Randomized Double-blind, Active-controlled Phase 3 Study to Assess 12-Month Safety and Efficacy of Mirabegron, a β(3)-Adrenoceptor Agonist, in Overactive Bladder
Chapple CR, Kaplan SA, Mitcheson D, Klecka J, Cummings J, Drogendijk T, Dorrepaal C, Martin N. Eur Urol. 2013 Feb;63(2):296-305. doi: 10.1016/j.eururo.2012.10.048. Epub 2012 Nov 6.

Source

Royal Hallamshire Hospital, Sheffield, UK. Electronic address: c.r.chapple@shef.ac.uk.

Abstract

BACKGROUND:

Despite several antimuscarinic treatment options for overactive bladder (OAB), there is still a need for distinct treatment approaches to manage this condition. Mirabegron, a β(3)-adrenoceptor agonist, has demonstrated efficacy and tolerability for up to 12 wk in phase 3 trials.

OBJECTIVE:

To assess the 12-mo safety and efficacy of mirabegron.
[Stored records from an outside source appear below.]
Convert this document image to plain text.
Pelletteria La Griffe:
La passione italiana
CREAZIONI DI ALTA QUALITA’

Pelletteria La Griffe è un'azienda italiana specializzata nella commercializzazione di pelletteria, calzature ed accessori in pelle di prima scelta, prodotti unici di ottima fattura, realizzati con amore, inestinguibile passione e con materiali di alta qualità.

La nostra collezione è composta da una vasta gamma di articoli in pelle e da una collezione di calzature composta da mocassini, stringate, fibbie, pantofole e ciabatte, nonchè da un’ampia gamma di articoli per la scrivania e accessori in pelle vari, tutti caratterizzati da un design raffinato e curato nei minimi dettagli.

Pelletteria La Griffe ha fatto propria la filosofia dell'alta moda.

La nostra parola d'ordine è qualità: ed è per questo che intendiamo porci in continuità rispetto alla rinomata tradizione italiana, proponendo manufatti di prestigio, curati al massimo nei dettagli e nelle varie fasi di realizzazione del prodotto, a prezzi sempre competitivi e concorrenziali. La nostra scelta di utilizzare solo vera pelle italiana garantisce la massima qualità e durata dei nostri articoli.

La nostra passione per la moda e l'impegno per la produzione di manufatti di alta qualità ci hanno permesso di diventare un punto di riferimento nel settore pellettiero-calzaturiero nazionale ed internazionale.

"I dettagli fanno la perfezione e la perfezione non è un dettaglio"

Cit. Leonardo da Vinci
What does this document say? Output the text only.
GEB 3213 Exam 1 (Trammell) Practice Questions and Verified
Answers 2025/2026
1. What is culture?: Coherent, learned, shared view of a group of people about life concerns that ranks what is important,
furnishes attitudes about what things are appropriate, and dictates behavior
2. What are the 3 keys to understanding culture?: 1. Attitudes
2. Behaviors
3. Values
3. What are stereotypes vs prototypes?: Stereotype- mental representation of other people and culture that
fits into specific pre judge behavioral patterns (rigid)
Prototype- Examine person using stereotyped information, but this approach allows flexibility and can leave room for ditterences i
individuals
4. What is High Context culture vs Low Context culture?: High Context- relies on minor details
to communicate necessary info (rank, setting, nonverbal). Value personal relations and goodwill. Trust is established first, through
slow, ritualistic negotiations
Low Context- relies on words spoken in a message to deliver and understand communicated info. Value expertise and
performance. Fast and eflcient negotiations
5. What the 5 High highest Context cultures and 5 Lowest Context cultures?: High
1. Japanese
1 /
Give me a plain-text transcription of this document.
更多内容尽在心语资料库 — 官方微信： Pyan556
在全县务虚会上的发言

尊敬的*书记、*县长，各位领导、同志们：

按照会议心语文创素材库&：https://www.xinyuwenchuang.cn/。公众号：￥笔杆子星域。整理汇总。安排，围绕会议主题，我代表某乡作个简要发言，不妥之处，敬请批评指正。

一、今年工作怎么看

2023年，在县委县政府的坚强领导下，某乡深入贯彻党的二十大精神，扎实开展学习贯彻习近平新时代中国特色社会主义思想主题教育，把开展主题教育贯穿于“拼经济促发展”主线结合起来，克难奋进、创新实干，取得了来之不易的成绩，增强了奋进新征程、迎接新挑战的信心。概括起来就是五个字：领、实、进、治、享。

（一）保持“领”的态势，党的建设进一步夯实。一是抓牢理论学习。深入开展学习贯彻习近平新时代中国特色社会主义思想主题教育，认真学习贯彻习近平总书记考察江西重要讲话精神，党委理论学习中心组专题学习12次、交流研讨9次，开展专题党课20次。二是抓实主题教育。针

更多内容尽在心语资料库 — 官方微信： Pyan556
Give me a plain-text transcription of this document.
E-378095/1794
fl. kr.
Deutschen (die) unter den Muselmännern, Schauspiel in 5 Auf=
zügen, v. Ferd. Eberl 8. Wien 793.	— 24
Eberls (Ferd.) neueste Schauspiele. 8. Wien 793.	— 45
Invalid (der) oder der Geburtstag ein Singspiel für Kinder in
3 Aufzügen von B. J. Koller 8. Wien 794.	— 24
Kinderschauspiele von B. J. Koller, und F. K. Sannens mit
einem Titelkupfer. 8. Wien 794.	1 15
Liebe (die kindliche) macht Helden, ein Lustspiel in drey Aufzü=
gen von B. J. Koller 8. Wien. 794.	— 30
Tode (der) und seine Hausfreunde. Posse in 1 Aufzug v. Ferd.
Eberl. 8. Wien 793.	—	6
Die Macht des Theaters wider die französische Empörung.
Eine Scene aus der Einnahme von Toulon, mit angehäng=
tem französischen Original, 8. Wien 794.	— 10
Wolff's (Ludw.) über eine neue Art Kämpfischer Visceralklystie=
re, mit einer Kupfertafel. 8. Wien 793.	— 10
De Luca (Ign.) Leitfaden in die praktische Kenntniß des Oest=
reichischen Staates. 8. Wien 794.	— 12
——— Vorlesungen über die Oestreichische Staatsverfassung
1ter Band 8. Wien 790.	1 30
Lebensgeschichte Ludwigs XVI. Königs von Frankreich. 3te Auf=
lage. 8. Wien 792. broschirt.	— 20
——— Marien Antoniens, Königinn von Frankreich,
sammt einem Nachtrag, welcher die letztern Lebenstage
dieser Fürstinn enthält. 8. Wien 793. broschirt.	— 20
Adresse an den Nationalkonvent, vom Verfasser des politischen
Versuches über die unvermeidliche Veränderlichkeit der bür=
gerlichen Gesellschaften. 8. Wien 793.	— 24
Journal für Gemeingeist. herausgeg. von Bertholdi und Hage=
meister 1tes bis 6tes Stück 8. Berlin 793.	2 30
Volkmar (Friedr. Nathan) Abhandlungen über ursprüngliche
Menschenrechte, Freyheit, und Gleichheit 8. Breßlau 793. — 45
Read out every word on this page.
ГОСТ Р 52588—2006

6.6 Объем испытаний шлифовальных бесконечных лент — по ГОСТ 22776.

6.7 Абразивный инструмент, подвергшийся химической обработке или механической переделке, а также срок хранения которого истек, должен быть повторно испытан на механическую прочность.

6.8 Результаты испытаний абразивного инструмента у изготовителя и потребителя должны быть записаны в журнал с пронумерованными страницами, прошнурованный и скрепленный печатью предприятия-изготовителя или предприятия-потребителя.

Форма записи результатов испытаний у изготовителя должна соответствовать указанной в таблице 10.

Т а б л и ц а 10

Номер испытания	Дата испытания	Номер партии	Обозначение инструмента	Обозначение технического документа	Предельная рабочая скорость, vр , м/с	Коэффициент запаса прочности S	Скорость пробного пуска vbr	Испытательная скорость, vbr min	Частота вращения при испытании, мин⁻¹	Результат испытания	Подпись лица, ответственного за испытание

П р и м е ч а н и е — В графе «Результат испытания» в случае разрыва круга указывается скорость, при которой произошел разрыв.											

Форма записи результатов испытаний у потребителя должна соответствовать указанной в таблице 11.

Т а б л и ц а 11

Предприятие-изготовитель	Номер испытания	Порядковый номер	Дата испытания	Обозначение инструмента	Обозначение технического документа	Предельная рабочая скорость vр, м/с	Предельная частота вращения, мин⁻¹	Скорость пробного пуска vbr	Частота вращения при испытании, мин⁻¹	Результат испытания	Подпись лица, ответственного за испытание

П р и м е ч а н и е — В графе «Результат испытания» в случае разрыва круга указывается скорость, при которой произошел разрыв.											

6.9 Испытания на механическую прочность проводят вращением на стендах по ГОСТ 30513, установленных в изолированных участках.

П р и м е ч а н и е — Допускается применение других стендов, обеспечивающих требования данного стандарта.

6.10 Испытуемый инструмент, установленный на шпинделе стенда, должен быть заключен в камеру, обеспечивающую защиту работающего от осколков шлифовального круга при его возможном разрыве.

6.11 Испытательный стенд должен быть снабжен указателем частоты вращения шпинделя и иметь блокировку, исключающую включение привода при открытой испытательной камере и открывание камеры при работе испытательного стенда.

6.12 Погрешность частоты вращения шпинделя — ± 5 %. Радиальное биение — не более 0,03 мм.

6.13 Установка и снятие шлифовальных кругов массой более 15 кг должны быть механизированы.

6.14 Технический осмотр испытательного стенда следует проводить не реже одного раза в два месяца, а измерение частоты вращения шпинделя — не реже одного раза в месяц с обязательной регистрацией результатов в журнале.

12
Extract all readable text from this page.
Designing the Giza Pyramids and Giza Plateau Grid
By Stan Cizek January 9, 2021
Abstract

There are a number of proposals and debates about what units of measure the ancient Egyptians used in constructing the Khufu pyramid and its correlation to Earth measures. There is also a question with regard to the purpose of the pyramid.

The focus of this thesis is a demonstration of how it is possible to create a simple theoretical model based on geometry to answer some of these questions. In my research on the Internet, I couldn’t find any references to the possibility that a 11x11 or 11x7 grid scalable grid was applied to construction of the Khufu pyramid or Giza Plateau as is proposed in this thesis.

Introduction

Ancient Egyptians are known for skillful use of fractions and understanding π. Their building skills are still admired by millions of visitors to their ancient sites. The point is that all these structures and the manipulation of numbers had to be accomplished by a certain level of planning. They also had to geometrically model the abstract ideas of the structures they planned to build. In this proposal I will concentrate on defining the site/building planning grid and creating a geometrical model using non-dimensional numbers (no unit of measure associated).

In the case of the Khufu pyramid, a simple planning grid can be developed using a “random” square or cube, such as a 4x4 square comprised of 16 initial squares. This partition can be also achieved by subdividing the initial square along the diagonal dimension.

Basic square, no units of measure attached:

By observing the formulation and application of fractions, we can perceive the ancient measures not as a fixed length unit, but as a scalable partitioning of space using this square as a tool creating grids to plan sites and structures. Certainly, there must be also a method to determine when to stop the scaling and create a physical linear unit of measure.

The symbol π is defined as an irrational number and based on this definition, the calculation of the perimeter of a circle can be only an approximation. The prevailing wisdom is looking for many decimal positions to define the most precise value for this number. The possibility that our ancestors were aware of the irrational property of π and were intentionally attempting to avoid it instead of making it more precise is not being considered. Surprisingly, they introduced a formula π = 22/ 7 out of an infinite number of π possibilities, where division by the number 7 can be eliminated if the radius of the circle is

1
DESIGN, SETTING, AND PARTICIPANTS:

Patients ≥18 yr of age with OAB symptoms for ≥3 mo.

INTERVENTIONS:

After a 2-wk single-blind placebo run-in, patients with eight or more micturitions per 24h and three or more urgency episodes in a 3-d micturition diary were randomized 1:1:1 to once-daily mirabegron 50mg, mirabegron 100mg, or tolterodine extended release (ER) 4mg for 12 mo. OUTCOME MEASUREMENTS AND STATISTICAL ANALYSIS: Primary variable: incidence and severity of treatment-emergent AEs (TEAEs). Secondary variables: change from baseline at months 1, 3, 6, 9, and 12 in key OAB symptoms.

RESULTS AND LIMITATIONS:

A total of 812, 820, and 812 patients received mirabegron 50mg, mirabegron 100mg, and tolterodine ER 4mg, respectively. Baseline demographic and OAB characteristics were similar across groups. TEAEs were reported in 59.7%, 61.3%, and 62.6% of patients, respectively; most were mild or moderate. Serious TEAEs were reported in 5.2%, 6.2%, and 5.4% of patients, respectively. The most common TEAEs were similar across groups. Dry mouth was reported by 2.8%, 2.3%, and 8.6% of patients, respectively. Adjusted mean changes from baseline to final visit in morning systolic blood pressure were 0.2, 0.4, and -0.5mm Hg for mirabegron 50mg, 100mg, and tolterodine ER 4mg, respectively. Mirabegron and the active control, tolterodine, improved key OAB symptoms from the first measured time point of 4 wk, and efficacy was maintained throughout the 12-mo treatment period. The study was not placebo controlled, which was a limitation.

CONCLUSIONS:

The safety and tolerability of mirabegron was established over 1 yr, with sustained efficacy observed over this treatment period.

TRIAL REGISTRATION:

ClinicalTrials.gov identifier: NCT00688688.